DOI: 10.3390/app16136333 ISSN: 2076-3417

Optimizing Overall Color in Film Posters: A Type-Dependent Study Based on Eye Tracking and Constrained Optimization

Bin Zhang, Ping Ji, Zhiqiang Wen, Ruixue Zhang

Film posters serve as front-end visual communication media that shape viewers’ initial judgments of film genre, emotional tone, and viewing appeal. However, whether the optimal overall color configuration follows a universal rule or varies across poster types remains insufficiently examined. This study investigated how overall lightness and chroma influence the communication effects of film posters and identified type-specific optimal color intervals. Based on a cross-type poster sample library, film posters were classified into four visual grammar types: affable-entertaining, relational-emotional, spectacle-dynamic, and threat-suspenseful. Type-specific quantile thresholds for lightness and chroma were established within each category. Eye-tracking data, subjective ratings, mixed-effects response surface modeling, and constrained desirability optimization were combined to identify optimal regions of overall color configuration.
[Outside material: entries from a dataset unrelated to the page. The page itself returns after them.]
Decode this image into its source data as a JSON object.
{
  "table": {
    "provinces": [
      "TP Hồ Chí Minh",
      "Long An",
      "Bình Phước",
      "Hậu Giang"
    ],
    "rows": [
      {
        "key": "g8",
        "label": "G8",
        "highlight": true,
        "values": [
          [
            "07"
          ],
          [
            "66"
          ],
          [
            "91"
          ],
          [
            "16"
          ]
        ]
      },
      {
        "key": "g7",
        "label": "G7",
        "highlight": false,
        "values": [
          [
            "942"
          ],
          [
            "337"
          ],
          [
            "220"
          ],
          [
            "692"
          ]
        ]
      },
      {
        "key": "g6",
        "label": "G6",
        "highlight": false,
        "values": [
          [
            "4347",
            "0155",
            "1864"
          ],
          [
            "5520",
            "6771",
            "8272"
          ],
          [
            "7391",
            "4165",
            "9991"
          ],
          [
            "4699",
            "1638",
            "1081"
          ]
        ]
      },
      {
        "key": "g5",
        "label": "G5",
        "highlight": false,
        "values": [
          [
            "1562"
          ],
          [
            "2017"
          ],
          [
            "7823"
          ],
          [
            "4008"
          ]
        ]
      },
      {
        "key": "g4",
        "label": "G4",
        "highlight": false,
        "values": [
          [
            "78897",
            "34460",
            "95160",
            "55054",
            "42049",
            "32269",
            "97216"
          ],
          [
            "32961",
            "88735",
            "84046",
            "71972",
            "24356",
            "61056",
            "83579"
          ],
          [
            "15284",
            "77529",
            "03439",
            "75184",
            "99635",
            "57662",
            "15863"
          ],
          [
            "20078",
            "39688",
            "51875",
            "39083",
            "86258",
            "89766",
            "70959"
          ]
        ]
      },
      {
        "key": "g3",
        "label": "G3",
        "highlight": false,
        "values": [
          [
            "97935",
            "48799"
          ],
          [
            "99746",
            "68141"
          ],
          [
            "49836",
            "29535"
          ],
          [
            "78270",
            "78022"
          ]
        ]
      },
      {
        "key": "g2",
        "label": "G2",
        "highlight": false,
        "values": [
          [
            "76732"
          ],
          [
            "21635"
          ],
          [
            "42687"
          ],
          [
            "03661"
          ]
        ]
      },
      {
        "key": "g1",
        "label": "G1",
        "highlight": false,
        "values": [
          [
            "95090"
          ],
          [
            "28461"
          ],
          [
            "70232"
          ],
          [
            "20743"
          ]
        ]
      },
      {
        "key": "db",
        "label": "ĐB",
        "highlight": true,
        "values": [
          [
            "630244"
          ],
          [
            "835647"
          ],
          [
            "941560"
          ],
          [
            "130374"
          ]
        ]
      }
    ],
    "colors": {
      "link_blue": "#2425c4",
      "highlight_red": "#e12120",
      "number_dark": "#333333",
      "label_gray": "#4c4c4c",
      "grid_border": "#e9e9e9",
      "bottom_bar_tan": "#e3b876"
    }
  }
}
The results show that no single optimal lightness–chroma interval applies across all poster types. The dominant optimal interval was low lightness–high chroma for affable-entertaining and relational-emotional posters, high lightness–low chroma for spectacle-dynamic posters, and medium lightness–high chroma for threat-suspenseful posters. These findings indicate that overall color optimization varies across poster types within the present experimental context and provide practical support for evidence-based, type-specific poster color design.